Biden Tells World U.S. Ready to Lead Fight on Climate Change
(Bloomberg) -- President Joe Biden said the U.S. is ready to be a leader again in the fight against climate change, addressing a United Nations conference in Glasgow, Scotland, despite offering no new plans to step up his country’s ambitions and continued discord at home over his proposal to spend hundreds of billions advancing clean energy.
The Biden administration will “demonstrate to the world the United States is not only back at the table, hopefully leading by the power of our example,” the president said Monday in a speech to the summit. “I know it hasn’t been the case and that’s why my administration is working overtime to show that our climate commitment is action, not words.”
“There’s no more time to hang back or sit on a fence or argue amongst ourselves,” he said. “This is the challenge of our collective lifetimes.”
High energy prices, he added, only underscore the need to diversify sources and adopt new clean-energy technology.
Biden had already announced efforts to boost spending on climate finance and strengthen federal curbs on greenhouse gas emissions before his Glasgow speech. And he promised more announcements to come from the U.S. during the summit on forestry, agriculture and methane.
Still, his speech -- wedged alongside presentations from other leaders warning that encroaching seas and intense heat waves are creating unlivable conditions back home -- was devoid of any major new pronouncements or commitments from the world’s No. 2 greenhouse gas emitter.
“Biden is at Glasgow empty-handed, with nothing but words on paper,” said Varshini Prakash, executive director of the Sunrise Movement, in an emailed statement after the president’s speech. “It is humiliating and fails to meet the moment that we’re in.”
Biden said the U.S. would lay out a long-term strategy to reach net-zero emissions by mid-century. Though there are multiple paths to reach those goals, the White House says they all build on the same foundation of rapidly electrifying cars and buildings while shifting to zero-emission fuels to supply their power.
Under that blueprint released Monday, the U.S. also needs to improve efficiency, pare methane and boost efforts to strip carbon dioxide from the atmosphere.
“The science is clear. We only have a brief window left before us to raise our ambitions,” Biden said. “This is the decisive decade in which we have an opportunity to prove ourselves.”
Biden proposed that the U.S. government spend $3 billion a year to help vulnerable nations adapt to rising seas, droughts and other consequences of global warming. That would be part of the $11.4 billion the president has already promised to provide for climate finance each year by 2024, all of which would need congressional approval.
But his pledge falls well short of calls for half of climate finance to go toward adaptation.
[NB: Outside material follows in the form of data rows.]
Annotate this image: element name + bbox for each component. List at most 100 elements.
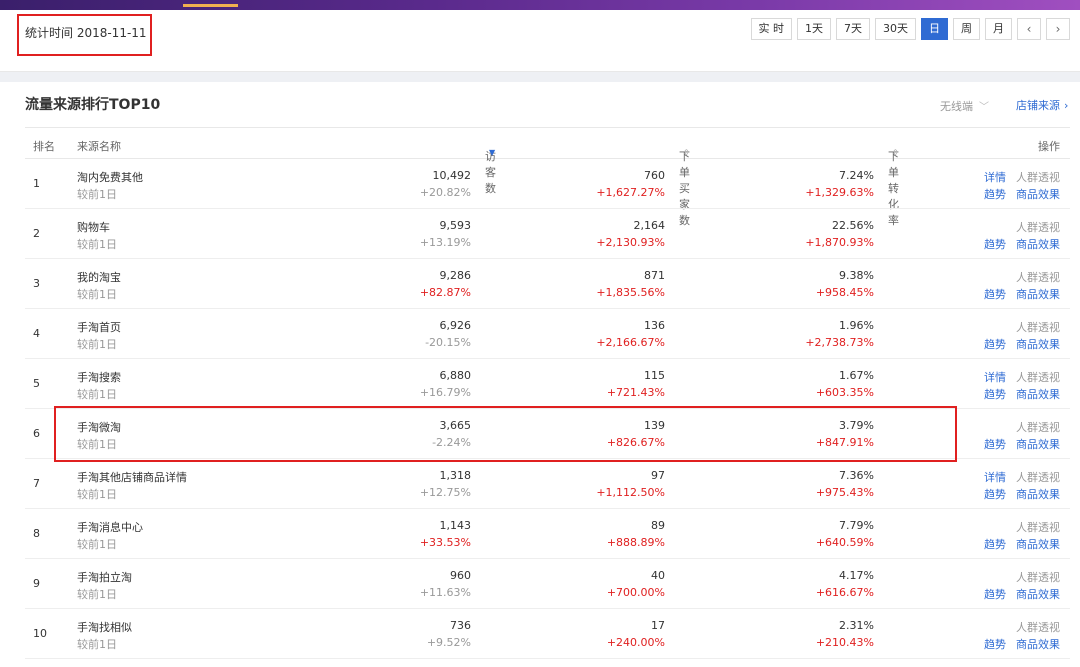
row-conversion: 7.24% xyxy=(839,169,874,182)
product-effect-link[interactable]: 商品效果 xyxy=(1016,538,1060,551)
row-visitors-change: -20.15% xyxy=(425,336,471,349)
row-source-name: 手淘微淘 xyxy=(77,421,121,434)
device-select[interactable]: 无线端 ﹀ xyxy=(940,98,989,114)
row-conversion: 7.79% xyxy=(839,519,874,532)
detail-link[interactable]: 详情 xyxy=(984,171,1006,184)
product-effect-link[interactable]: 商品效果 xyxy=(1016,288,1060,301)
stat-date-label: 统计时间 2018-11-11 xyxy=(25,26,147,40)
row-buyers: 136 xyxy=(644,319,665,332)
trend-link[interactable]: 趋势 xyxy=(984,638,1006,651)
row-buyers-change: +1,112.50% xyxy=(596,486,665,499)
crowd-link[interactable]: 人群透视 xyxy=(1016,321,1060,334)
product-effect-link[interactable]: 商品效果 xyxy=(1016,388,1060,401)
product-effect-link[interactable]: 商品效果 xyxy=(1016,238,1060,251)
next-arrow-icon[interactable]: › xyxy=(1046,18,1070,40)
product-effect-link[interactable]: 商品效果 xyxy=(1016,438,1060,451)
tab-day[interactable]: 日 xyxy=(921,18,948,40)
row-visitors-change: +12.75% xyxy=(419,486,471,499)
row-ops-bottom: 趋势 商品效果 xyxy=(974,386,1060,402)
crowd-link[interactable]: 人群透视 xyxy=(1016,621,1060,634)
row-conversion-change: +1,870.93% xyxy=(805,236,874,249)
row-ops-bottom: 趋势 商品效果 xyxy=(974,286,1060,302)
row-source-name: 淘内免费其他 xyxy=(77,171,143,184)
trend-link[interactable]: 趋势 xyxy=(984,238,1006,251)
product-effect-link[interactable]: 商品效果 xyxy=(1016,338,1060,351)
row-ops-top: 人群透视 xyxy=(1006,519,1060,535)
device-select-label: 无线端 xyxy=(940,100,973,113)
col-source-name: 来源名称 xyxy=(77,140,121,153)
row-compare-label: 较前1日 xyxy=(77,588,117,601)
row-buyers-change: +1,627.27% xyxy=(596,186,665,199)
row-buyers: 760 xyxy=(644,169,665,182)
crowd-link[interactable]: 人群透视 xyxy=(1016,171,1060,184)
table-header: 排名 来源名称 访客数 ▼ 下单买家数 ⇕ 下单转化率 ⇕ 操作 xyxy=(25,127,1070,227)
crowd-link[interactable]: 人群透视 xyxy=(1016,521,1060,534)
row-conversion-change: +603.35% xyxy=(815,386,874,399)
row-conversion: 7.36% xyxy=(839,469,874,482)
row-compare-label: 较前1日 xyxy=(77,338,117,351)
trend-link[interactable]: 趋势 xyxy=(984,388,1006,401)
table-body: 1 淘内免费其他 较前1日 10,492 +20.82% 760 +1,627.27% 7.2… xyxy=(25,159,1070,659)
trend-link[interactable]: 趋势 xyxy=(984,488,1006,501)
crowd-link[interactable]: 人群透视 xyxy=(1016,571,1060,584)
row-buyers: 17 xyxy=(651,619,665,632)
row-rank: 9 xyxy=(33,577,40,590)
product-effect-link[interactable]: 商品效果 xyxy=(1016,488,1060,501)
row-visitors: 1,318 xyxy=(439,469,472,482)
prev-arrow-icon[interactable]: ‹ xyxy=(1017,18,1041,40)
row-ops-top: 人群透视 xyxy=(1006,269,1060,285)
row-visitors: 960 xyxy=(450,569,471,582)
product-effect-link[interactable]: 商品效果 xyxy=(1016,588,1060,601)
row-compare-label: 较前1日 xyxy=(77,538,117,551)
row-conversion: 9.38% xyxy=(839,269,874,282)
row-compare-label: 较前1日 xyxy=(77,288,117,301)
row-visitors-change: -2.24% xyxy=(432,436,471,449)
tab-month[interactable]: 月 xyxy=(985,18,1012,40)
tab-30days[interactable]: 30天 xyxy=(875,18,916,40)
crowd-link[interactable]: 人群透视 xyxy=(1016,221,1060,234)
row-visitors: 10,492 xyxy=(432,169,472,182)
crowd-link[interactable]: 人群透视 xyxy=(1016,471,1060,484)
row-rank: 6 xyxy=(33,427,40,440)
row-conversion-change: +975.43% xyxy=(815,486,874,499)
tab-7days[interactable]: 7天 xyxy=(836,18,870,40)
trend-link[interactable]: 趋势 xyxy=(984,338,1006,351)
table-row: 10 手淘找相似 较前1日 736 +9.52% 17 +240.00% 2.31% +210.… xyxy=(25,609,1070,659)
trend-link[interactable]: 趋势 xyxy=(984,438,1006,451)
tab-realtime[interactable]: 实 时 xyxy=(750,18,792,40)
crowd-link[interactable]: 人群透视 xyxy=(1016,271,1060,284)
row-conversion-change: +210.43% xyxy=(815,636,874,649)
row-conversion: 22.56% xyxy=(832,219,874,232)
crowd-link[interactable]: 人群透视 xyxy=(1016,421,1060,434)
row-ops-top: 详情 人群透视 xyxy=(974,469,1060,485)
row-ops-top: 人群透视 xyxy=(1006,419,1060,435)
row-visitors: 3,665 xyxy=(439,419,472,432)
trend-link[interactable]: 趋势 xyxy=(984,288,1006,301)
tab-1day[interactable]: 1天 xyxy=(797,18,831,40)
row-buyers-change: +721.43% xyxy=(606,386,665,399)
row-buyers: 871 xyxy=(644,269,665,282)
tab-week[interactable]: 周 xyxy=(953,18,980,40)
row-source-name: 我的淘宝 xyxy=(77,271,121,284)
period-tabs: 实 时 1天 7天 30天 日 周 月 ‹ › xyxy=(750,18,1070,40)
product-effect-link[interactable]: 商品效果 xyxy=(1016,188,1060,201)
detail-link[interactable]: 详情 xyxy=(984,471,1006,484)
row-buyers-change: +2,166.67% xyxy=(596,336,665,349)
sort-desc-icon: ▼ xyxy=(489,148,496,157)
row-visitors-change: +20.82% xyxy=(419,186,471,199)
row-source-name: 手淘其他店铺商品详情 xyxy=(77,471,187,484)
row-visitors: 736 xyxy=(450,619,471,632)
trend-link[interactable]: 趋势 xyxy=(984,588,1006,601)
table-row: 7 手淘其他店铺商品详情 较前1日 1,318 +12.75% 97 +1,112.50% 7… xyxy=(25,459,1070,509)
shop-source-link[interactable]: 店铺来源 › xyxy=(1016,97,1068,113)
row-conversion-change: +1,329.63% xyxy=(805,186,874,199)
trend-link[interactable]: 趋势 xyxy=(984,538,1006,551)
row-visitors-change: +33.53% xyxy=(419,536,471,549)
crowd-link[interactable]: 人群透视 xyxy=(1016,371,1060,384)
table-row: 9 手淘拍立淘 较前1日 960 +11.63% 40 +700.00% 4.17% +616.… xyxy=(25,559,1070,609)
row-conversion-change: +847.91% xyxy=(815,436,874,449)
row-buyers: 115 xyxy=(644,369,665,382)
detail-link[interactable]: 详情 xyxy=(984,371,1006,384)
trend-link[interactable]: 趋势 xyxy=(984,188,1006,201)
product-effect-link[interactable]: 商品效果 xyxy=(1016,638,1060,651)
“God save the planet,” Biden said to conclude his speech to the summit. In a session of the conference afterward, he apologized for the administration of President Donald Trump, who tried to abandon the 2015 Paris Agreement on climate.
“I guess I shouldn’t apologize but I do apologize for the fact the United States, the last administration, pulled out of the Paris accords and put us sort of behind the eight ball a little bit,” he said, adding that he believes Americans have since “seen the Lord” on climate change.
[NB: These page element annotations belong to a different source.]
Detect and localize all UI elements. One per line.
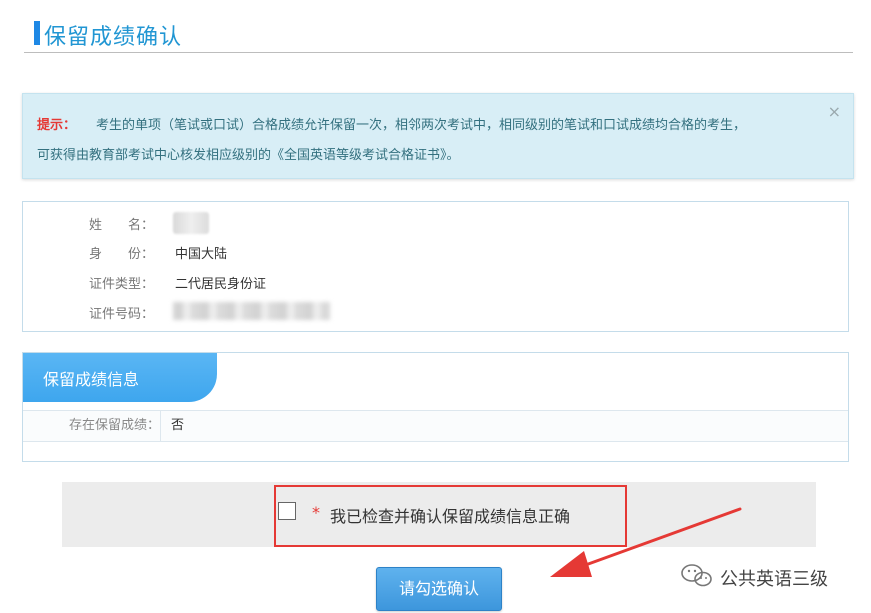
required-mark: * [312, 503, 320, 522]
id-number-label: 证件号码： [89, 307, 155, 322]
confirm-checkbox[interactable] [278, 502, 296, 520]
confirm-checkbox-label[interactable]: 我已检查并确认保留成绩信息正确 [330, 503, 570, 527]
score-section-tab: 保留成绩信息 [23, 353, 217, 402]
alert-line-1: 提示： 考生的单项（笔试或口试）合格成绩允许保留一次，相邻两次考试中，相同级别的笔… [37, 114, 746, 133]
name-label: 姓 名： [89, 218, 155, 233]
alert-text-2: 可获得由教育部考试中心核发相应级别的《全国英语等级考试合格证书》。 [37, 148, 460, 163]
tip-alert: 提示： 考生的单项（笔试或口试）合格成绩允许保留一次，相邻两次考试中，相同级别的笔… [22, 93, 854, 179]
identity-label: 身 份： [89, 247, 155, 262]
annotation-arrow-icon [550, 507, 742, 577]
id-number-redacted [173, 302, 330, 320]
page-title: 保留成绩确认 [44, 25, 183, 50]
identity-value: 中国大陆 [175, 247, 228, 262]
name-value-redacted [173, 212, 209, 234]
watermark-text: 公共英语三级 [720, 569, 828, 590]
retained-score-label: 存在保留成绩： [23, 411, 161, 441]
confirm-submit-button[interactable]: 请勾选确认 [376, 567, 502, 611]
id-type-value: 二代居民身份证 [175, 277, 267, 292]
score-section-title: 保留成绩信息 [43, 370, 140, 389]
personal-info-panel: 姓 名： 身 份： 中国大陆 证件类型： 二代居民身份证 证件号码： [22, 201, 849, 332]
retained-score-value: 否 [171, 418, 185, 433]
title-accent-bar [34, 21, 40, 45]
alert-text-1: 考生的单项（笔试或口试）合格成绩允许保留一次，相邻两次考试中，相同级别的笔试和口… [96, 118, 747, 133]
page-header: 保留成绩确认 [24, 16, 853, 53]
close-icon[interactable]: × [828, 102, 841, 121]
id-type-label: 证件类型： [89, 277, 155, 292]
retained-score-row: 存在保留成绩： 否 [23, 410, 848, 442]
wechat-icon [681, 564, 712, 587]
alert-prefix: 提示： [37, 118, 77, 133]
score-info-panel: 保留成绩信息 存在保留成绩： 否 [22, 352, 849, 462]
watermark: 公共英语三级 [680, 562, 828, 592]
Biden came to the Glasgow conference without some of the momentum he’d hoped to harness. The U.S. president was unable to convince Democrats to push forward on a vote on his massive infrastructure legislation -- which contains key climate provisions -- before he left Washington.
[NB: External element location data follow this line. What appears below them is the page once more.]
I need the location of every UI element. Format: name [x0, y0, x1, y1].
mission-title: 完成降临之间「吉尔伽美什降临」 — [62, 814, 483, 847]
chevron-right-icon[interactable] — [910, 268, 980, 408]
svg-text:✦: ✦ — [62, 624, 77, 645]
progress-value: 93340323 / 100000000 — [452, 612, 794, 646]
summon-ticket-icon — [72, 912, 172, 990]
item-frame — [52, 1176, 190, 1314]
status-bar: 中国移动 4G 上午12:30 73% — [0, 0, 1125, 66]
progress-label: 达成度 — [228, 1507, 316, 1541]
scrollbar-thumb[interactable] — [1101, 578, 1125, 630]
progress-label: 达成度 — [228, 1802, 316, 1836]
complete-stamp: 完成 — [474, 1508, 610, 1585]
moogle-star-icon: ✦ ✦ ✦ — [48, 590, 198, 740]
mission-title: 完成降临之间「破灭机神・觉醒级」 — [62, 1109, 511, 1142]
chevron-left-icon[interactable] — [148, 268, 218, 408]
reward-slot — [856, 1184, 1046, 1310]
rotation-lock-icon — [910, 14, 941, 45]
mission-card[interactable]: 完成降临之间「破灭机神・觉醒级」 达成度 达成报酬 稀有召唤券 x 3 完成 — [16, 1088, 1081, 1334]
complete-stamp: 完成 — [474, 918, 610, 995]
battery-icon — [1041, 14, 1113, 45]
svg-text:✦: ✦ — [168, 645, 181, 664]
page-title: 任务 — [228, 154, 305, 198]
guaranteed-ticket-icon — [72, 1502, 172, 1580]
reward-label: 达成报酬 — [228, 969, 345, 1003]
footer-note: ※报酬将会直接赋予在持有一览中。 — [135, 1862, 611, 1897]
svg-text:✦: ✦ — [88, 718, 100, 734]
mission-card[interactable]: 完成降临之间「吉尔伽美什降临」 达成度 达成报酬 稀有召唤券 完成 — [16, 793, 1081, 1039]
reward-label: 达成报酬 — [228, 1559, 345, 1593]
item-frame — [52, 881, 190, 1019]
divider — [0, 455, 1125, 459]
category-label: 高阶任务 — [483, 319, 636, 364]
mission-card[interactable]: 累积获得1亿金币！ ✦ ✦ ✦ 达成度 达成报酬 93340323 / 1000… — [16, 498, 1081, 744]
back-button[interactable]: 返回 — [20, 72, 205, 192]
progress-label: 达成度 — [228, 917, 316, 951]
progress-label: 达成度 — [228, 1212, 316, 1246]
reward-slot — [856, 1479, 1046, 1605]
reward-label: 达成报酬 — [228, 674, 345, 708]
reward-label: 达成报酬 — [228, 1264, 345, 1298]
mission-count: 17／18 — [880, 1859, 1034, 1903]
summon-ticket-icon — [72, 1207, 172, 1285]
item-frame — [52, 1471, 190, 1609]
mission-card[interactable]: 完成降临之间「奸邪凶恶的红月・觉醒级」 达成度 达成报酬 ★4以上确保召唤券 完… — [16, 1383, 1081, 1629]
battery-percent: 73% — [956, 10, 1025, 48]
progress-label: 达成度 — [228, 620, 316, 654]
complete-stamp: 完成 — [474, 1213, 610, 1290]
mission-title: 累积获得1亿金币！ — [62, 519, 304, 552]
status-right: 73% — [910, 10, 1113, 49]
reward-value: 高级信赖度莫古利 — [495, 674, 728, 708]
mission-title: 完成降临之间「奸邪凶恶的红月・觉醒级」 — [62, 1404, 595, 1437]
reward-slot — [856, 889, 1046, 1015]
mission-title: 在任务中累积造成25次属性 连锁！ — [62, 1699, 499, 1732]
Liberals in his party have said they will not vote for that measure until the U.S. Senate advances a separate bill that includes $555 billion in additional spending to propel clean energy and fight climate change.
The overall U.S. plan would, among other things, expand incentives for the use of solar power and electric vehicles while putting hundreds of thousands of Americans to work in a Civilian Climate Corps to cap abandoned oil wells and make homes more energy efficient.
Biden boasted last week that if enacted, that plan -- which would be the largest investment to combat the climate crisis in U.S. history -- would reduce U.S. emissions well over a gigaton by 2030.
Yet it remains a draft proposal despite months of negotiations, and that carries the risk of consigning Glasgow to a long line of broken or half-fulfilled U.S. promises on climate, from the Senate’s failure to ratify the Kyoto treaty to the Trump administration’s withdrawal from the Paris agreement to a failure -- so far -- to deliver billions pledged to help developing nations address climate change.
Skeptics argue it is hard to convince other nations to make pledges on reducing their reliance on fossil fuels and setting emissions targets when the U.S. itself cannot move such policies through Congress. Biden said “every major economy” needs to “enhance” emissions targets set in the Paris accord.
White House officials say other leaders are savvy enough to understand that the legislative process is messy, and progress in the negotiations -- coupled with the White House’s regulatory actions -- are indication enough that the administration will accomplish meaningful change.
The White House also plans to release a national climate strategy on Monday that illustrates how the U.S. can meet its global climate commitments by rapidly electrifying transportation and buildings while decarbonizing the power sector that supplies them.
During the conference, Michael Bloomberg, the founder and majority owner of Bloomberg LP, the parent company of Bloomberg News, unveiled a new effort to push nations to phase out coal use.